フッと息を吐き、快投の幕が開けた。初回はわずか9球で三者凡退。貫禄を見せたのは、二回1死一、二塁から。上林はフォークで3球三振。最後は今宮に対し、長い間合いからフォークで空振り三振。ピョンと跳ねた後、軽い足取りでベンチへ戻った。
5連勝中と好調の鷹打線でも関係なし。六回2死一塁からは、栗原を154キロの直球で見逃し三振に仕留め「よっしゃ」。6回を2安打無失点、6奪三振で今季1勝目。チームは今季初めて先発投手に白星がついた。
新フォームから最速158キロの直球にフォーク、カーブ。WBCの公式球からNPB球になっても、乱れることはない。「すごくいい感覚で投げられましたし、もっともっといい球を投げたい」。時折、雄たけびを上げるなど、気迫でも勝った。

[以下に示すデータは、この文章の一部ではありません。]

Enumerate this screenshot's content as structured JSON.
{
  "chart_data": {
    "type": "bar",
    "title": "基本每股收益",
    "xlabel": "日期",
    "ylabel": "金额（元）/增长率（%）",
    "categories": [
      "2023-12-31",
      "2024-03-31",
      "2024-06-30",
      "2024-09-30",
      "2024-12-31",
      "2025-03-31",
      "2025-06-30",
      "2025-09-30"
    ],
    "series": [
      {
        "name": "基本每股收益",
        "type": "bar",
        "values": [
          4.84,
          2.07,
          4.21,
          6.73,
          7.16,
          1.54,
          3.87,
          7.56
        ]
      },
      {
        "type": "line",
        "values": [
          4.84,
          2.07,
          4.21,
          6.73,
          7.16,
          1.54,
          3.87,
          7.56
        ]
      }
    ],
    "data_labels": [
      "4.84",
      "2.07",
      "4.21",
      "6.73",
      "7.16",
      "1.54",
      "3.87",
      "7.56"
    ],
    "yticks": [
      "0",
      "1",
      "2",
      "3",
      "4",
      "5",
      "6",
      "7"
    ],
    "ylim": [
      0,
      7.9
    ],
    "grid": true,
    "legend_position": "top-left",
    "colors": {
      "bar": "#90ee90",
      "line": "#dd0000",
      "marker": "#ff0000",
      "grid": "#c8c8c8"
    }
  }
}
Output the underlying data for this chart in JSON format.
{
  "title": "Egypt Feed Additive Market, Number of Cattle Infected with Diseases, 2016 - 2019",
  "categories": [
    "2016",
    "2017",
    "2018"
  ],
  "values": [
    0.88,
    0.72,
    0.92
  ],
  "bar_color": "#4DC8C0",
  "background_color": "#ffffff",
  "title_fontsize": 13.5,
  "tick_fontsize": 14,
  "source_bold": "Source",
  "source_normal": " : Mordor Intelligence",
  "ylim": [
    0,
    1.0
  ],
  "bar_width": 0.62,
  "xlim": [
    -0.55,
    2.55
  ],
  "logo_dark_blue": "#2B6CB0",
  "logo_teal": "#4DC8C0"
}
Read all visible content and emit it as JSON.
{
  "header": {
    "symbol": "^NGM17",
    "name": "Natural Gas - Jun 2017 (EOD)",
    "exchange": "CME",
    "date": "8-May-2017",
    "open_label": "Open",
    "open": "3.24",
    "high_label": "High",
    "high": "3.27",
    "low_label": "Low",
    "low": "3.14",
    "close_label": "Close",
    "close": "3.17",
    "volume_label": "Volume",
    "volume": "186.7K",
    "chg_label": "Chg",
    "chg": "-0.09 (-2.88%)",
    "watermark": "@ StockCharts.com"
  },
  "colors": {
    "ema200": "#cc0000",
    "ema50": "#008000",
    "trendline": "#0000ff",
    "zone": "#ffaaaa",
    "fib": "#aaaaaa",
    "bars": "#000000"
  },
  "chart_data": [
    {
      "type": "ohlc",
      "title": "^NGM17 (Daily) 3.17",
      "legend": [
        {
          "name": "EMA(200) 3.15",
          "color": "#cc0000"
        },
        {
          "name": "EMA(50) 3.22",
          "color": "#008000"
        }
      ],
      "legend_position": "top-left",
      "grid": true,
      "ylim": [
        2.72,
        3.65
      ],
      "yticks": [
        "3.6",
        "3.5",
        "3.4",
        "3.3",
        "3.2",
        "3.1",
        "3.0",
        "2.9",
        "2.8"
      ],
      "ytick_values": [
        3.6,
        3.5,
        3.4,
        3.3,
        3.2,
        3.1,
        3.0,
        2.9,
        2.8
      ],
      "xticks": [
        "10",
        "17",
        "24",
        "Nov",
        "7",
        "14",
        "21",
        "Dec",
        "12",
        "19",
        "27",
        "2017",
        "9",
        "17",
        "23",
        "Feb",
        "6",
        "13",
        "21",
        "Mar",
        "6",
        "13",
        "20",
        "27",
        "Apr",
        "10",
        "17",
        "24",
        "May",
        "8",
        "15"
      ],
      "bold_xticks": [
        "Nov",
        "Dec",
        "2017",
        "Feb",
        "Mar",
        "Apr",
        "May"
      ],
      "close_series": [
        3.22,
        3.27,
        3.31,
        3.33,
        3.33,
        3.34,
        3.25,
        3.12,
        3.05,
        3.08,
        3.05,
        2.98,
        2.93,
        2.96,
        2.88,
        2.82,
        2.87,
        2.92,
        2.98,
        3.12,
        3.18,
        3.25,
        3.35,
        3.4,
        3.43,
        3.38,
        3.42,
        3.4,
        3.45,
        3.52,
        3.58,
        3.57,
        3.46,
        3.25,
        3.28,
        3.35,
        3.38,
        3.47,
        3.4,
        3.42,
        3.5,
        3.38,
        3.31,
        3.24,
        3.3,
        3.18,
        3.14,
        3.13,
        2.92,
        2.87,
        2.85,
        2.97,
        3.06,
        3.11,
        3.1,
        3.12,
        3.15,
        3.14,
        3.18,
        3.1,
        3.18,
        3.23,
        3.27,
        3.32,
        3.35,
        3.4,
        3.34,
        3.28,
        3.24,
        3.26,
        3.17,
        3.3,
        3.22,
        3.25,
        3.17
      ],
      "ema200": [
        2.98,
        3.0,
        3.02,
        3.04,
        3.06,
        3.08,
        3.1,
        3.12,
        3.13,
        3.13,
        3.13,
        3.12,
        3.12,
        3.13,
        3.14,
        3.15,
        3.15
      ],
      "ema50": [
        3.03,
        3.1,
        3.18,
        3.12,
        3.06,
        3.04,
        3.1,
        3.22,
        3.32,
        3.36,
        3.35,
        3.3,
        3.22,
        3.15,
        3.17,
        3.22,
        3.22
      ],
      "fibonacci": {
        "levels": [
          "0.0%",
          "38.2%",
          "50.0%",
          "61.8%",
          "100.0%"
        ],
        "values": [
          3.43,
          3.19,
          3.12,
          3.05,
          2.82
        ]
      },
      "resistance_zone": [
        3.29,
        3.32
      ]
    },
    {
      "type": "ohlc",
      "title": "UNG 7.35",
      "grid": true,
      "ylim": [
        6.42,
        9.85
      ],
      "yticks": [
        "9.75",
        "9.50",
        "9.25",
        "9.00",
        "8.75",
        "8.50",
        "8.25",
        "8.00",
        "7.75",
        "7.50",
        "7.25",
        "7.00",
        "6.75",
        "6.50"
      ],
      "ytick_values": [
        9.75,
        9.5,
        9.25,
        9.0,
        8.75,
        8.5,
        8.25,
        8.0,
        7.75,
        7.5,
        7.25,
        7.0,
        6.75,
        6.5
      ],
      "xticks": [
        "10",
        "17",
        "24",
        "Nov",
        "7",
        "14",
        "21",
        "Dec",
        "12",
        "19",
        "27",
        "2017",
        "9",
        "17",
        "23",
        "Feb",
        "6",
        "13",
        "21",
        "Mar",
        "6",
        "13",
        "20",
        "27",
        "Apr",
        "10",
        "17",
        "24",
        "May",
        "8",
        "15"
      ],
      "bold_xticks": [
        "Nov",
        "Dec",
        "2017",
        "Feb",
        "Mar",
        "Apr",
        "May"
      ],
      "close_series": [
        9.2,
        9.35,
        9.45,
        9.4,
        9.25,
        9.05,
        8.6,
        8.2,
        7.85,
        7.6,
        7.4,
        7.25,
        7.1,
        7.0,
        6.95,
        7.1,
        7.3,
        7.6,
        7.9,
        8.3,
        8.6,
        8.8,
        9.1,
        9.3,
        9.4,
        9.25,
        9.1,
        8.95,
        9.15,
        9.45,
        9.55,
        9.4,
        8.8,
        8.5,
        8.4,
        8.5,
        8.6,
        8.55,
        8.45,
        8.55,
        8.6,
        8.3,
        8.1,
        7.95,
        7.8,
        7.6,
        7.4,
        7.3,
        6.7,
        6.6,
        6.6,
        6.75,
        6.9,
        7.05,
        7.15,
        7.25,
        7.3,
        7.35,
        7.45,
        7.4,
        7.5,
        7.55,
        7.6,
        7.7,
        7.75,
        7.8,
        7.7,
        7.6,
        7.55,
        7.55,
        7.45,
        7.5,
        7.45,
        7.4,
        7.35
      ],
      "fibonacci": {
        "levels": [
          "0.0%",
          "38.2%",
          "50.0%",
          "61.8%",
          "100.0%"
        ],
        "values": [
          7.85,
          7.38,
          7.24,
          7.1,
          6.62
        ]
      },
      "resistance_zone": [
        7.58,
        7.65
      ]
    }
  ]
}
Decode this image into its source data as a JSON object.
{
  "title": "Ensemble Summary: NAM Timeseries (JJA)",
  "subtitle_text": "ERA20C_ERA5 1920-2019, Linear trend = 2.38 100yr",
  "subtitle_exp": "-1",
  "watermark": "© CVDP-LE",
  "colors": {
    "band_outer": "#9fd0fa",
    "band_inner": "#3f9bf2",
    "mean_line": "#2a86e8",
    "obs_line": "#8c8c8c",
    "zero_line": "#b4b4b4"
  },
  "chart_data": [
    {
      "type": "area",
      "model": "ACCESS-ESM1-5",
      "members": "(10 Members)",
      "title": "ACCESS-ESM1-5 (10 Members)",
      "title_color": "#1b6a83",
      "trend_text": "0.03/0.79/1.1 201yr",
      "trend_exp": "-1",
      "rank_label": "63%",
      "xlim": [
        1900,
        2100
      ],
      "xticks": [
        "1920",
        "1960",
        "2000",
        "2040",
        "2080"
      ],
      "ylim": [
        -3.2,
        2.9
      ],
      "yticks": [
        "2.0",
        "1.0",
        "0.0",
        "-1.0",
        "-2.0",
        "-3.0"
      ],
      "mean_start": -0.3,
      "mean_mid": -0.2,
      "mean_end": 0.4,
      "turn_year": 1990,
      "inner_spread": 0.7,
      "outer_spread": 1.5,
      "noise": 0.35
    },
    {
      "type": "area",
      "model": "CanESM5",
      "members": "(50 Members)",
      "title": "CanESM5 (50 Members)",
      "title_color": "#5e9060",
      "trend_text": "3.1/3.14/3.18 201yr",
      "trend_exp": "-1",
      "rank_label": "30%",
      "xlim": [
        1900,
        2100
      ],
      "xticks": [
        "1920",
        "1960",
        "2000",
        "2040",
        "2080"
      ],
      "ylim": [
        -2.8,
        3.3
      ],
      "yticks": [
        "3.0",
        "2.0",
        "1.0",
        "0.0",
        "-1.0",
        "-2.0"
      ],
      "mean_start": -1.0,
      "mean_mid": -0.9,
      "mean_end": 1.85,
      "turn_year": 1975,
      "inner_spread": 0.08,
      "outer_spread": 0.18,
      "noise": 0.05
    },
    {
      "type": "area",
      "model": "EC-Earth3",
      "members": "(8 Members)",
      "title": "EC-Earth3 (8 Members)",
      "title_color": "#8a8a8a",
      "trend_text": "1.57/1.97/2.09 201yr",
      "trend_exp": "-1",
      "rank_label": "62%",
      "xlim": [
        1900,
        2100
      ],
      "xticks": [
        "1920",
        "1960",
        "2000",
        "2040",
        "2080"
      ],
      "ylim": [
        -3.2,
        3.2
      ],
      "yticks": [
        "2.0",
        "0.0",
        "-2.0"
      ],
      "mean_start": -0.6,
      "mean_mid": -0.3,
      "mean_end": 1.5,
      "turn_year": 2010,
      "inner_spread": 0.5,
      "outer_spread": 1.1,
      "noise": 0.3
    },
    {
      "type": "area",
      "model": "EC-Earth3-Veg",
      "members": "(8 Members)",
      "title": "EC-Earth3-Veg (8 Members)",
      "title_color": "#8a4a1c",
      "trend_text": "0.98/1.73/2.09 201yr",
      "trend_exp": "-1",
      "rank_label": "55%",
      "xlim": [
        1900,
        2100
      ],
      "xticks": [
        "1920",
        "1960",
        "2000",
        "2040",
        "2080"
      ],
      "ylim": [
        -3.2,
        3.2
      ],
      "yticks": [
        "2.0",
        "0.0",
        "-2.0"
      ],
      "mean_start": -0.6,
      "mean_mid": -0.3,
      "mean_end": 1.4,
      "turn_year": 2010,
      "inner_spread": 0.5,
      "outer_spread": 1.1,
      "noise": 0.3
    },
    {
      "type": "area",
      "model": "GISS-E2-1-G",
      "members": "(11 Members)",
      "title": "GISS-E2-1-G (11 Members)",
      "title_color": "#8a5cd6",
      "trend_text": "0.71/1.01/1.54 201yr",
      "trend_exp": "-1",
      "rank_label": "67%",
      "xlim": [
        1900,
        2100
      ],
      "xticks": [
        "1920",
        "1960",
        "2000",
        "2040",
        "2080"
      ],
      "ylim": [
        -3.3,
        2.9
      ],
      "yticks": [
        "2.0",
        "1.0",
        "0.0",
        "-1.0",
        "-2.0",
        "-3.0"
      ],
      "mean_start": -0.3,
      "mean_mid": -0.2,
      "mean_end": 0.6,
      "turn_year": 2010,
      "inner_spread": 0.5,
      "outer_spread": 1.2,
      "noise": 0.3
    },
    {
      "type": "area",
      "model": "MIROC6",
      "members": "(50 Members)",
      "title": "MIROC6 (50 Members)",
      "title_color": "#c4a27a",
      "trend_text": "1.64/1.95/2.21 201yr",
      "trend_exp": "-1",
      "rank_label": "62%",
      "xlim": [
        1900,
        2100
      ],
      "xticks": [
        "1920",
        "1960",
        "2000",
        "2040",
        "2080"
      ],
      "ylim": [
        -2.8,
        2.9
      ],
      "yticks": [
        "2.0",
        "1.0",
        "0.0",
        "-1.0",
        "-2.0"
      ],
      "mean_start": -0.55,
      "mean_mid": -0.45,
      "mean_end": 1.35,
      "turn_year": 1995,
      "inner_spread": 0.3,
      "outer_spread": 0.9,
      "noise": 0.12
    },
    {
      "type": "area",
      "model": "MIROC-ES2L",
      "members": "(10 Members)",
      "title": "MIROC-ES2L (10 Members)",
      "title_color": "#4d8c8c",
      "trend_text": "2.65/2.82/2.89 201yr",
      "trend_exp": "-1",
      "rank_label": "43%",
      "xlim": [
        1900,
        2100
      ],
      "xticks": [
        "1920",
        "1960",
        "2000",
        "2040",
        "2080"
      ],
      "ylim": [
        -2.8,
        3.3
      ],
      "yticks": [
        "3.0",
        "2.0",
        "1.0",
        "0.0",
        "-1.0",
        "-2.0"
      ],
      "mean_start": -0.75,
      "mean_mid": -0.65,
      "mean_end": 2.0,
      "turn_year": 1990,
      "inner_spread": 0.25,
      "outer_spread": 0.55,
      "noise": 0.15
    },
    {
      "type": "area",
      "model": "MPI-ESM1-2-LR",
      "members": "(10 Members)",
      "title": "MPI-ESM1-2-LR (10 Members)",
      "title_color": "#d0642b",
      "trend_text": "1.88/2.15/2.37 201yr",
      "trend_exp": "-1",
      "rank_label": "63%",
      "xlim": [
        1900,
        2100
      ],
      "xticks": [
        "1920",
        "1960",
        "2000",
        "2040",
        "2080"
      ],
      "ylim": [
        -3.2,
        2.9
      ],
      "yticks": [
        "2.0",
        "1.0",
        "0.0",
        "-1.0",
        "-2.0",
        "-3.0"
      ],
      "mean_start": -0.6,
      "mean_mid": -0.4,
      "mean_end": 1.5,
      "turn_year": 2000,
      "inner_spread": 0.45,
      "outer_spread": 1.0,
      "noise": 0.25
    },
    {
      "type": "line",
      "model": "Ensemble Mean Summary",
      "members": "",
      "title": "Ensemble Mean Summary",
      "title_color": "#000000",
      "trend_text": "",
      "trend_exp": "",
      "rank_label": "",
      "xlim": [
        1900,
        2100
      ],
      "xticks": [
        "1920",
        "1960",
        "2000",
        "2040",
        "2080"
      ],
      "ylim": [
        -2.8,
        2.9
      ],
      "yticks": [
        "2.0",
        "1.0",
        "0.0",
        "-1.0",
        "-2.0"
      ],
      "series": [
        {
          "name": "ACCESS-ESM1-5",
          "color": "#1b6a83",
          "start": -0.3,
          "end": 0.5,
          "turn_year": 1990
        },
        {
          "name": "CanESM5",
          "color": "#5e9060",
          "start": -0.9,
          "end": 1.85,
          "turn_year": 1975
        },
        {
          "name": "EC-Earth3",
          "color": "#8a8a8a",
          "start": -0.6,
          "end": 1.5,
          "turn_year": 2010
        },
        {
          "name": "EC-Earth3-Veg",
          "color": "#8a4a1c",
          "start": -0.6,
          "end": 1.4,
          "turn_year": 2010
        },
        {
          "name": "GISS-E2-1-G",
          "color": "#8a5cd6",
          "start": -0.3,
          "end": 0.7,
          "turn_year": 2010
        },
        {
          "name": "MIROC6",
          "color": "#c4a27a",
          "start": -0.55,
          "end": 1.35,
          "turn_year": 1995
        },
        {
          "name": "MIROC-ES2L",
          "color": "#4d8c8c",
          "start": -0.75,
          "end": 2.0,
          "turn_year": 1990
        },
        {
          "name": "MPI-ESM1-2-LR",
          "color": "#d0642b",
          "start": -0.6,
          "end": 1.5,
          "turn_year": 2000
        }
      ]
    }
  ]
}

19年に先発として、20試合に登板した。防御率は1・95。だが、8勝に終わった。打線の援護がなく、白星が遠い。それでも都城高時代の恩師にあたる森松監督にさらりと言った。「野手の方たちが守ってくれてるから、1点台なんです」。野手を責めるどころか、普段から感謝の言葉が口から出る。この日も宜保や茶野が攻守で救った。素直な心が周囲を動かし、自然と好プレーが生まれる。
WBCで世界一をつかみ、次なる目標はリーグ3連覇と2年連続の日本一。「本当に強い、素晴らしいチーム」と最大の敵はソフトバンクになりそうだ。まずは、エースが勢いを止めた。今年もオリックスの中心には、山本由伸がいる。